Peter
Viggers, MP for the Gosport constituency, yesterday set up
a debate which forced the Prime Minister to admit that aspects
of the Government’s asylum policy would have to be
reformed.
In Prime Minister’s Question Time yesterday, Mr Viggers
asked the Prime Minister whether the decision to abandon
plans for an accommodation centre at Daedalus showed that
his asylum and immigration policies were ‘unworkable’.
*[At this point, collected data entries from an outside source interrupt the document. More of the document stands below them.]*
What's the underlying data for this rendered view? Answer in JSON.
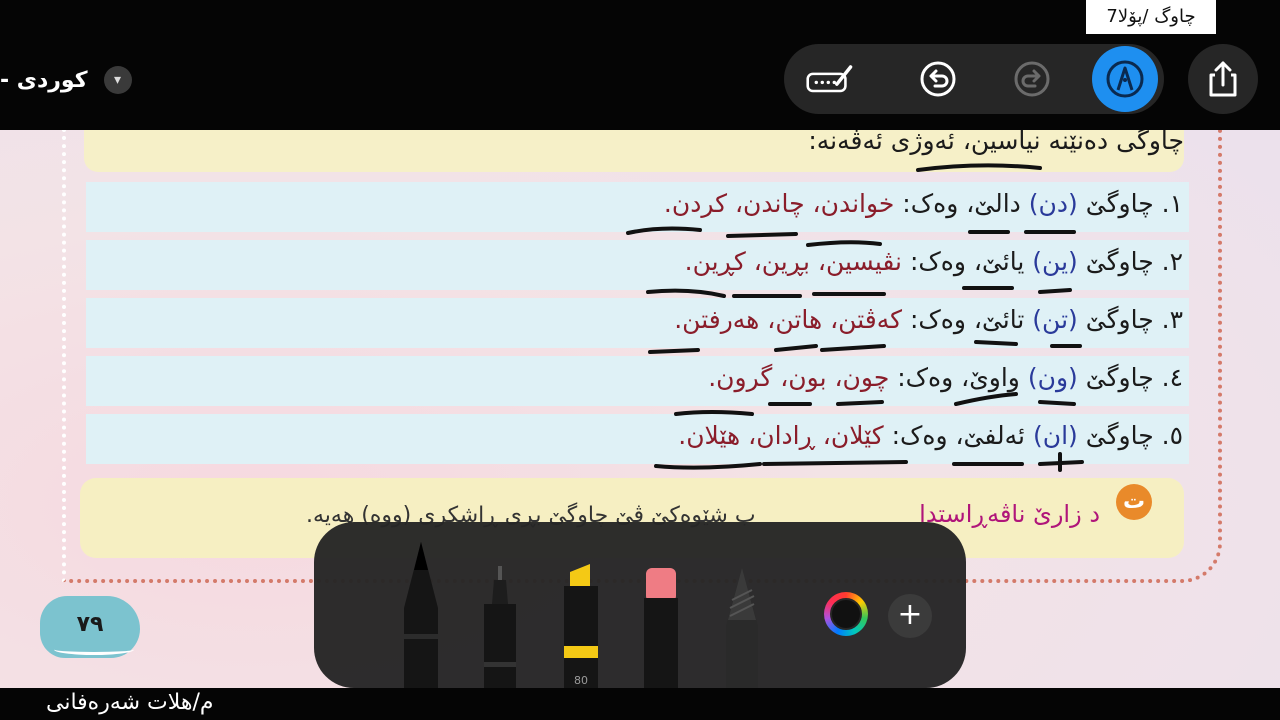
{
  "window": {
    "title": "چاوگ /پۆلا7"
  },
  "language": {
    "label": "کوردی -"
  },
  "toolbar": {
    "markup_icon": "markup-icon",
    "undo_icon": "undo-icon",
    "redo_icon": "redo-icon",
    "pen_icon": "pen-active-icon",
    "share_icon": "share-icon"
  },
  "content": {
    "intro": "چاوگی دەنێنە نیاسین، ئەوژی ئەڤەنە:",
    "rules": [
      {
        "number": "١.",
        "prefix": "چاوگێ",
        "suffix": "دن",
        "letter": "دالێ، وەک:",
        "examples": "خواندن، چاندن، کردن."
      },
      {
        "number": "٢.",
        "prefix": "چاوگێ",
        "suffix": "ین",
        "letter": "یائێ، وەک:",
        "examples": "نڤیسین، بڕین، کڕین."
      },
      {
        "number": "٣.",
        "prefix": "چاوگێ",
        "suffix": "تن",
        "letter": "تائێ، وەک:",
        "examples": "کەڤتن، هاتن، هەرفتن."
      },
      {
        "number": "٤.",
        "prefix": "چاوگێ",
        "suffix": "ون",
        "letter": "واوێ، وەک:",
        "examples": "چون، بون، گرون."
      },
      {
        "number": "٥.",
        "prefix": "چاوگێ",
        "suffix": "ان",
        "letter": "ئەلفێ، وەک:",
        "examples": "کێلان، ڕادان، هێلان."
      }
    ],
    "note": {
      "badge": "ت",
      "title": "د زارێ ناڤەڕاستدا",
      "text": "ب شێوەکێ ڤێ چاوگێ بڕی ڕاشکری (ووە) هەیە."
    },
    "page_number": "٧٩"
  },
  "pen_tray": {
    "marker_size": "80",
    "add_label": "+"
  },
  "footer": {
    "author": "م/هلات شەرەفانی"
  },
  "colors": {
    "accent": "#1e8ff0",
    "example_text": "#8a1d2a",
    "paren_text": "#2a3a9a",
    "row_bg": "#dff1f6",
    "note_bg": "#f6efc2",
    "badge": "#e98a2a"
  }
}
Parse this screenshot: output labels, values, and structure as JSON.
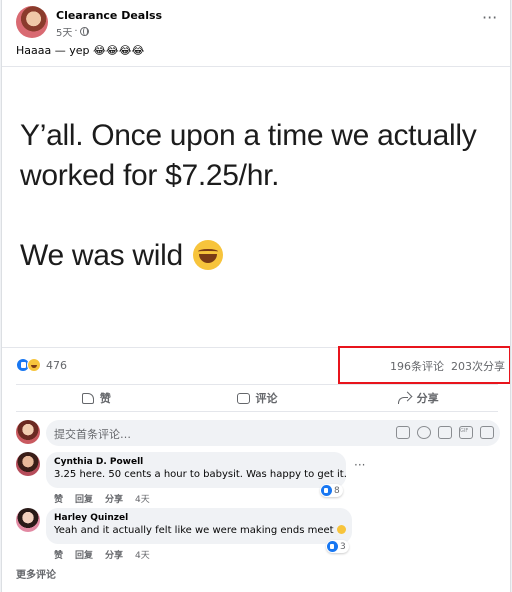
{
  "post": {
    "author": "Clearance Dealss",
    "time": "5天",
    "caption": "Haaaa — yep 😂😂😂😂",
    "image_text": {
      "line1": "Y’all. Once upon a time we actually",
      "line2": "worked for $7.25/hr.",
      "line3": "We was wild"
    }
  },
  "reactions": {
    "count": "476"
  },
  "stats": {
    "comments": "196条评论",
    "shares": "203次分享"
  },
  "actions": {
    "like": "赞",
    "comment": "评论",
    "share": "分享"
  },
  "composer": {
    "placeholder": "提交首条评论…"
  },
  "comments": [
    {
      "name": "Cynthia D. Powell",
      "text": "3.25 here. 50 cents a hour to babysit. Was happy to get it.",
      "like": "赞",
      "reply": "回复",
      "share": "分享",
      "time": "4天",
      "reactions": "8"
    },
    {
      "name": "Harley Quinzel",
      "text": "Yeah and it actually felt like we were making ends meet",
      "like": "赞",
      "reply": "回复",
      "share": "分享",
      "time": "4天",
      "reactions": "3"
    }
  ],
  "more_comments": "更多评论",
  "colors": {
    "brand_blue": "#1877f2",
    "highlight_red": "#e8141c",
    "muted": "#65676b"
  }
}
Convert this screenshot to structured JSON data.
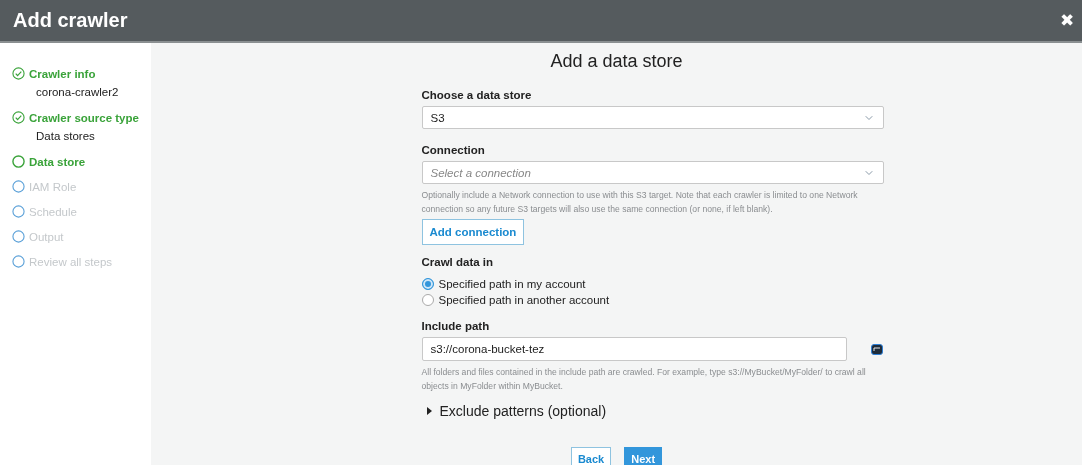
{
  "window": {
    "title": "Add crawler",
    "close": "✖"
  },
  "steps": [
    {
      "label": "Crawler info",
      "completed": true,
      "active": false,
      "detail": "corona-crawler2"
    },
    {
      "label": "Crawler source type",
      "completed": true,
      "active": false,
      "detail": "Data stores"
    },
    {
      "label": "Data store",
      "completed": false,
      "active": true
    },
    {
      "label": "IAM Role",
      "completed": false,
      "active": false
    },
    {
      "label": "Schedule",
      "completed": false,
      "active": false
    },
    {
      "label": "Output",
      "completed": false,
      "active": false
    },
    {
      "label": "Review all steps",
      "completed": false,
      "active": false
    }
  ],
  "form": {
    "heading": "Add a data store",
    "data_store": {
      "label": "Choose a data store",
      "value": "S3"
    },
    "connection": {
      "label": "Connection",
      "placeholder": "Select a connection",
      "help": "Optionally include a Network connection to use with this S3 target. Note that each crawler is limited to one Network connection so any future S3 targets will also use the same connection (or none, if left blank).",
      "button": "Add connection"
    },
    "crawl_data_in": {
      "label": "Crawl data in",
      "options": [
        {
          "label": "Specified path in my account",
          "selected": true
        },
        {
          "label": "Specified path in another account",
          "selected": false
        }
      ]
    },
    "include_path": {
      "label": "Include path",
      "value": "s3://corona-bucket-tez",
      "help": "All folders and files contained in the include path are crawled. For example, type s3://MyBucket/MyFolder/ to crawl all objects in MyFolder within MyBucket."
    },
    "exclude": {
      "label": "Exclude patterns (optional)",
      "expanded": false
    }
  },
  "buttons": [
    {
      "label": "Back",
      "kind": "secondary"
    },
    {
      "label": "Next",
      "kind": "primary"
    }
  ]
}
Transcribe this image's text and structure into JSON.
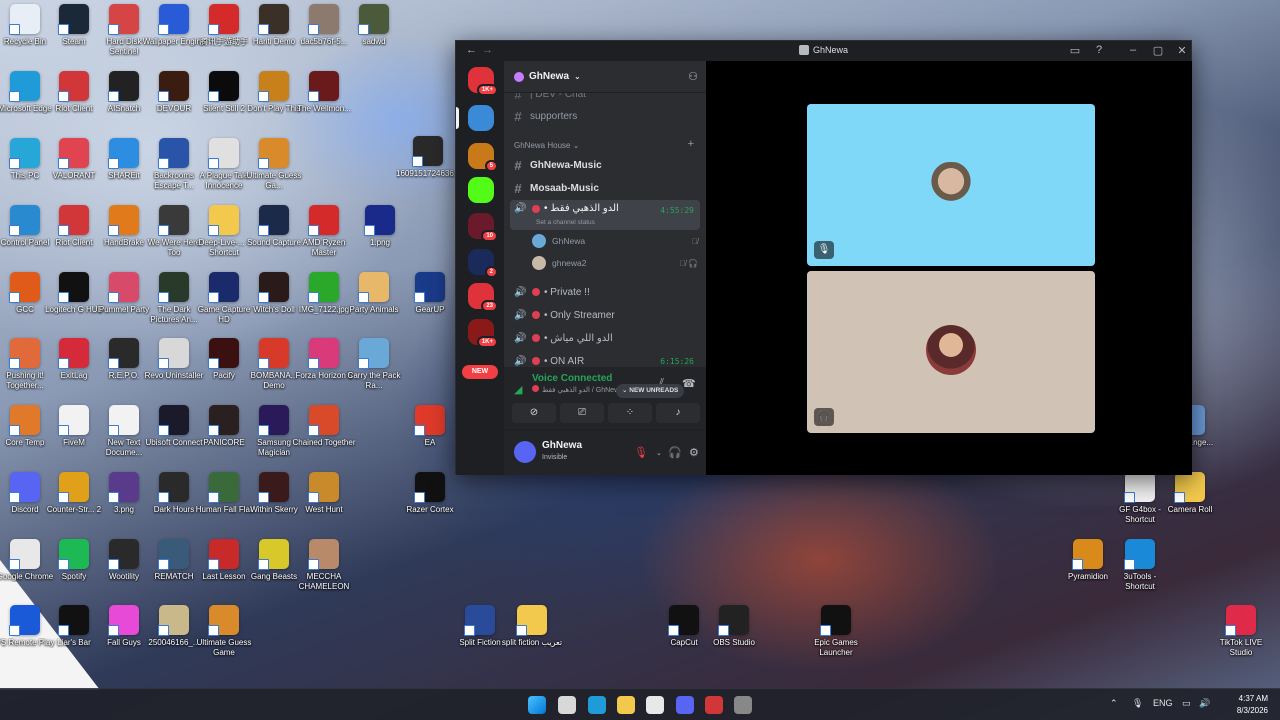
{
  "desktop": {
    "icons": [
      {
        "label": "Recycle Bin",
        "icon": "recycle-bin-icon",
        "color": "#e8eef6"
      },
      {
        "label": "Steam",
        "icon": "steam-icon",
        "color": "#1b2838"
      },
      {
        "label": "Hard Disk Sentinel",
        "icon": "hard-disk-icon",
        "color": "#d64545"
      },
      {
        "label": "Wallpaper Engine",
        "icon": "wallpaper-engine-icon",
        "color": "#2a5bd7"
      },
      {
        "label": "腾讯手游助手",
        "icon": "tencent-icon",
        "color": "#d42a2a"
      },
      {
        "label": "Hariti Demo",
        "icon": "game-icon",
        "color": "#3b3028"
      },
      {
        "label": "dac5b76f-5...",
        "icon": "image-file-icon",
        "color": "#8c7a6e"
      },
      {
        "label": "sadwd",
        "icon": "game-icon",
        "color": "#4a5a3a"
      },
      {
        "label": "Microsoft Edge",
        "icon": "edge-icon",
        "color": "#1f9bd8"
      },
      {
        "label": "Riot Client",
        "icon": "riot-icon",
        "color": "#d13639"
      },
      {
        "label": "AISnatch",
        "icon": "app-icon",
        "color": "#222222"
      },
      {
        "label": "DEVOUR",
        "icon": "game-icon",
        "color": "#3a1c10"
      },
      {
        "label": "Silent Still 2",
        "icon": "game-icon",
        "color": "#0b0b0b"
      },
      {
        "label": "Don't Play This",
        "icon": "game-icon",
        "color": "#c7801a"
      },
      {
        "label": "The Wellmon...",
        "icon": "game-icon",
        "color": "#6a1a1a"
      },
      {
        "label": "This PC",
        "icon": "this-pc-icon",
        "color": "#27a7d8"
      },
      {
        "label": "VALORANT",
        "icon": "valorant-icon",
        "color": "#e04451"
      },
      {
        "label": "SHAREit",
        "icon": "shareit-icon",
        "color": "#2d8de0"
      },
      {
        "label": "Backrooms Escape T...",
        "icon": "game-icon",
        "color": "#2a54a8"
      },
      {
        "label": "A Plague Tale Innocence",
        "icon": "game-icon",
        "color": "#e0e0e0"
      },
      {
        "label": "Ultimate Guess Ga...",
        "icon": "game-icon",
        "color": "#d98a2a"
      },
      {
        "label": "Control Panel",
        "icon": "control-panel-icon",
        "color": "#2a8ad0"
      },
      {
        "label": "Riot Client",
        "icon": "riot-icon",
        "color": "#d13639"
      },
      {
        "label": "HandBrake",
        "icon": "handbrake-icon",
        "color": "#e07a1a"
      },
      {
        "label": "We Were Here Too",
        "icon": "game-icon",
        "color": "#3a3a3a"
      },
      {
        "label": "Deep-Live-... - Shortcut",
        "icon": "folder-icon",
        "color": "#f2c94c"
      },
      {
        "label": "Sound Capture",
        "icon": "sound-capture-icon",
        "color": "#1c2a4a"
      },
      {
        "label": "AMD Ryzen Master",
        "icon": "amd-icon",
        "color": "#d42a2a"
      },
      {
        "label": "GCC",
        "icon": "gcc-icon",
        "color": "#e05a1a"
      },
      {
        "label": "Logitech G HUB",
        "icon": "logitech-icon",
        "color": "#111111"
      },
      {
        "label": "Pummel Party",
        "icon": "game-icon",
        "color": "#d84a6a"
      },
      {
        "label": "The Dark Pictures An...",
        "icon": "game-icon",
        "color": "#2a3a2a"
      },
      {
        "label": "Game Capture HD",
        "icon": "capture-icon",
        "color": "#1a2a6a"
      },
      {
        "label": "Witch's Doll",
        "icon": "game-icon",
        "color": "#2a1a1a"
      },
      {
        "label": "IMG_7122.jpg",
        "icon": "image-file-icon",
        "color": "#2aa82a"
      },
      {
        "label": "Party Animals",
        "icon": "game-icon",
        "color": "#e8b86a"
      },
      {
        "label": "Pushing it! Together...",
        "icon": "game-icon",
        "color": "#e06a3a"
      },
      {
        "label": "ExitLag",
        "icon": "exitlag-icon",
        "color": "#d42a3a"
      },
      {
        "label": "R.E.P.O.",
        "icon": "game-icon",
        "color": "#2a2a2a"
      },
      {
        "label": "Revo Uninstaller",
        "icon": "revo-icon",
        "color": "#d8d8d8"
      },
      {
        "label": "Pacify",
        "icon": "game-icon",
        "color": "#3a1010"
      },
      {
        "label": "BOMBANA... Demo",
        "icon": "game-icon",
        "color": "#d83a2a"
      },
      {
        "label": "Forza Horizon 5",
        "icon": "game-icon",
        "color": "#d83a7a"
      },
      {
        "label": "Carry the Pack Ra...",
        "icon": "game-icon",
        "color": "#6aa8d8"
      },
      {
        "label": "Core Temp",
        "icon": "core-temp-icon",
        "color": "#e07a2a"
      },
      {
        "label": "FiveM",
        "icon": "file-icon",
        "color": "#f2f2f2"
      },
      {
        "label": "New Text Docume...",
        "icon": "text-file-icon",
        "color": "#f2f2f2"
      },
      {
        "label": "Ubisoft Connect",
        "icon": "ubisoft-icon",
        "color": "#1a1a2a"
      },
      {
        "label": "PANICORE",
        "icon": "game-icon",
        "color": "#2a2020"
      },
      {
        "label": "Samsung Magician",
        "icon": "samsung-icon",
        "color": "#2a1a5a"
      },
      {
        "label": "Chained Together",
        "icon": "game-icon",
        "color": "#d84a2a"
      },
      {
        "label": "EA",
        "icon": "ea-icon",
        "color": "#e03a2a"
      },
      {
        "label": "Discord",
        "icon": "discord-icon",
        "color": "#5865f2"
      },
      {
        "label": "Counter-Str... 2",
        "icon": "cs2-icon",
        "color": "#e0a01a"
      },
      {
        "label": "3.png",
        "icon": "image-file-icon",
        "color": "#5a3a8a"
      },
      {
        "label": "Dark Hours",
        "icon": "game-icon",
        "color": "#2a2a2a"
      },
      {
        "label": "Human Fall Flat",
        "icon": "game-icon",
        "color": "#3a6a3a"
      },
      {
        "label": "Within Skerry",
        "icon": "game-icon",
        "color": "#3a1a1a"
      },
      {
        "label": "West Hunt",
        "icon": "game-icon",
        "color": "#c88a2a"
      },
      {
        "label": "Razer Cortex",
        "icon": "razer-icon",
        "color": "#111111"
      },
      {
        "label": "Google Chrome",
        "icon": "chrome-icon",
        "color": "#e8e8e8"
      },
      {
        "label": "Spotify",
        "icon": "spotify-icon",
        "color": "#1db954"
      },
      {
        "label": "Wootility",
        "icon": "wootility-icon",
        "color": "#2a2a2a"
      },
      {
        "label": "REMATCH",
        "icon": "game-icon",
        "color": "#3a5a7a"
      },
      {
        "label": "Last Lesson",
        "icon": "game-icon",
        "color": "#c82a2a"
      },
      {
        "label": "Gang Beasts",
        "icon": "game-icon",
        "color": "#d8c82a"
      },
      {
        "label": "MECCHA CHAMELEON",
        "icon": "game-icon",
        "color": "#b88a6a"
      },
      {
        "label": "PS Remote Play",
        "icon": "ps-remote-icon",
        "color": "#1a5ad8"
      },
      {
        "label": "Liar's Bar",
        "icon": "game-icon",
        "color": "#111111"
      },
      {
        "label": "Fall Guys",
        "icon": "game-icon",
        "color": "#e84ad8"
      },
      {
        "label": "250046166_...",
        "icon": "image-file-icon",
        "color": "#c8b88a"
      },
      {
        "label": "Ultimate Guess Game",
        "icon": "game-icon",
        "color": "#d98a2a"
      },
      {
        "label": "1609151724636.jpeg",
        "icon": "image-file-icon",
        "color": "#2a2a2a"
      },
      {
        "label": "1.png",
        "icon": "image-file-icon",
        "color": "#1a2a8a"
      },
      {
        "label": "GearUP",
        "icon": "gearup-icon",
        "color": "#1a3a8a"
      },
      {
        "label": "Split Fiction",
        "icon": "game-icon",
        "color": "#2a4a9a"
      },
      {
        "label": "split fiction تعريب",
        "icon": "folder-icon",
        "color": "#f2c94c"
      },
      {
        "label": "CapCut",
        "icon": "capcut-icon",
        "color": "#111111"
      },
      {
        "label": "OBS Studio",
        "icon": "obs-icon",
        "color": "#222222"
      },
      {
        "label": "Epic Games Launcher",
        "icon": "epic-games-icon",
        "color": "#111111"
      },
      {
        "label": "...eel ...nge...",
        "icon": "app-icon",
        "color": "#6a9ad8"
      },
      {
        "label": "GF G4box - Shortcut",
        "icon": "file-icon",
        "color": "#f2f2f2"
      },
      {
        "label": "Camera Roll",
        "icon": "folder-icon",
        "color": "#f2c94c"
      },
      {
        "label": "Pyramidion",
        "icon": "game-icon",
        "color": "#d88a1a"
      },
      {
        "label": "3uTools - Shortcut",
        "icon": "3utools-icon",
        "color": "#1a8ad8"
      },
      {
        "label": "TikTok LIVE Studio",
        "icon": "tiktok-icon",
        "color": "#e02a4a"
      }
    ]
  },
  "discord": {
    "window_title": "GhNewa",
    "server_name": "GhNewa",
    "guilds": [
      {
        "icon": "discord-home-icon",
        "color": "#e0323a",
        "badge": "1K+"
      },
      {
        "icon": "server-icon",
        "color": "#3a8ad8",
        "badge": ""
      },
      {
        "icon": "server-icon",
        "color": "#c87a1a",
        "badge": "5"
      },
      {
        "icon": "kick-icon",
        "color": "#53fc18",
        "badge": ""
      },
      {
        "icon": "server-icon",
        "color": "#6a1a2a",
        "badge": "10"
      },
      {
        "icon": "server-icon",
        "color": "#1a2a5a",
        "badge": "2"
      },
      {
        "icon": "pubg-icon",
        "color": "#e0323a",
        "badge": "23"
      },
      {
        "icon": "server-icon",
        "color": "#8a1a1a",
        "badge": "1K+"
      }
    ],
    "new_tag": "NEW",
    "partial_channel": "| DEV - Chat",
    "channels_top": [
      "supporters"
    ],
    "category": "GhNewa House",
    "text_channels": [
      "GhNewa-Music",
      "Mosaab-Music"
    ],
    "active_voice": {
      "name": "• الدو الذهبي فقط",
      "time": "4:55:29",
      "status": "Set a channel status"
    },
    "voice_users": [
      {
        "name": "GhNewa",
        "color": "#6aa8d8",
        "icons": "🎙̸"
      },
      {
        "name": "ghnewa2",
        "color": "#c8b8a8",
        "icons": "🎙̸ 🎧"
      }
    ],
    "voice_channels": [
      {
        "name": "• Private !!",
        "time": ""
      },
      {
        "name": "• Only Streamer",
        "time": ""
      },
      {
        "name": "• الدو اللي مياش",
        "time": ""
      },
      {
        "name": "• ON AIR",
        "time": "6:15:26"
      }
    ],
    "new_unreads": "⌄ NEW UNREADS",
    "voice_connected": "Voice Connected",
    "voice_connected_sub": "الدو الذهبي فقط / GhNewa",
    "user": {
      "name": "GhNewa",
      "status": "Invisible"
    },
    "tiles": [
      {
        "bg": "#7fd8f8",
        "badge_icon": "mic-muted-icon"
      },
      {
        "bg": "#d0c2b4",
        "badge_icon": "headphones-icon"
      }
    ]
  },
  "taskbar": {
    "apps": [
      {
        "icon": "windows-start-icon",
        "color": "#3aa0ff"
      },
      {
        "icon": "task-view-icon",
        "color": "#d8d8d8"
      },
      {
        "icon": "edge-icon",
        "color": "#1f9bd8"
      },
      {
        "icon": "file-explorer-icon",
        "color": "#f2c94c"
      },
      {
        "icon": "chrome-icon",
        "color": "#e8e8e8"
      },
      {
        "icon": "discord-icon",
        "color": "#5865f2"
      },
      {
        "icon": "riot-icon",
        "color": "#d13639"
      },
      {
        "icon": "app-icon",
        "color": "#888888"
      }
    ],
    "lang": "ENG",
    "time": "4:37 AM",
    "date": "8/3/2026"
  }
}
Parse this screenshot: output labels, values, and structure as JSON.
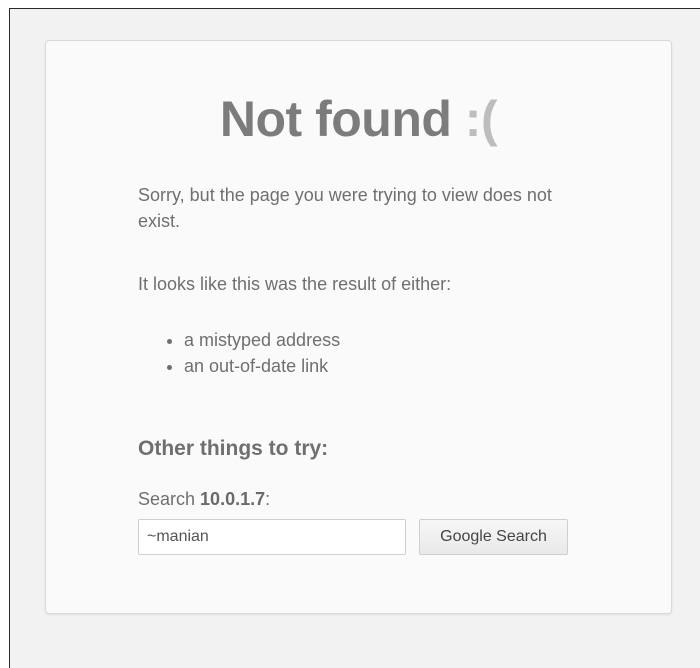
{
  "page": {
    "title_main": "Not found",
    "title_face": " :(",
    "message": "Sorry, but the page you were trying to view does not exist.",
    "reasons_intro": "It looks like this was the result of either:",
    "reasons": [
      "a mistyped address",
      "an out-of-date link"
    ],
    "other_heading": "Other things to try:"
  },
  "search": {
    "label_prefix": "Search ",
    "host": "10.0.1.7",
    "label_suffix": ":",
    "input_value": "~manian",
    "button_label": "Google Search"
  }
}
Peter’s question was followed up by the Leader of
the Opposition, Michael Howard, who then asked why Britain,
unlike most EU countries, had not imposed transitional controls
on the free movement of citizens from the accession countries
of eastern Europe; in fact, the Government’s only action
so far to dissuade citizens of those countries from coming
to Britain was to run an advertising campaign on Slovak television,
asking people not to come to here. Britain, he said, was
a far more attractive destination for potential immigrants
than France, Italy, or Germany, for example, because this
country had not imposed the controls that most other EU countries
had introduced.
The Prime Minister
was forced to concede that the Government was now examining
the possibility of withdrawing concessions
given on this issue, and at whether people’s eligibility
for benefits in this country was too generous under the existing
regime.
Peter Viggers
said today, “By permitting so many people
to enter this country; by giving an amnesty to illegal immigrants
who have been here for some time, and so giving a green light
to future illegal immigrants; the Government has set up a
system which is unworkable and deteriorating. The Prime Minister’s
admission yesterday is an acknowledgement of this.”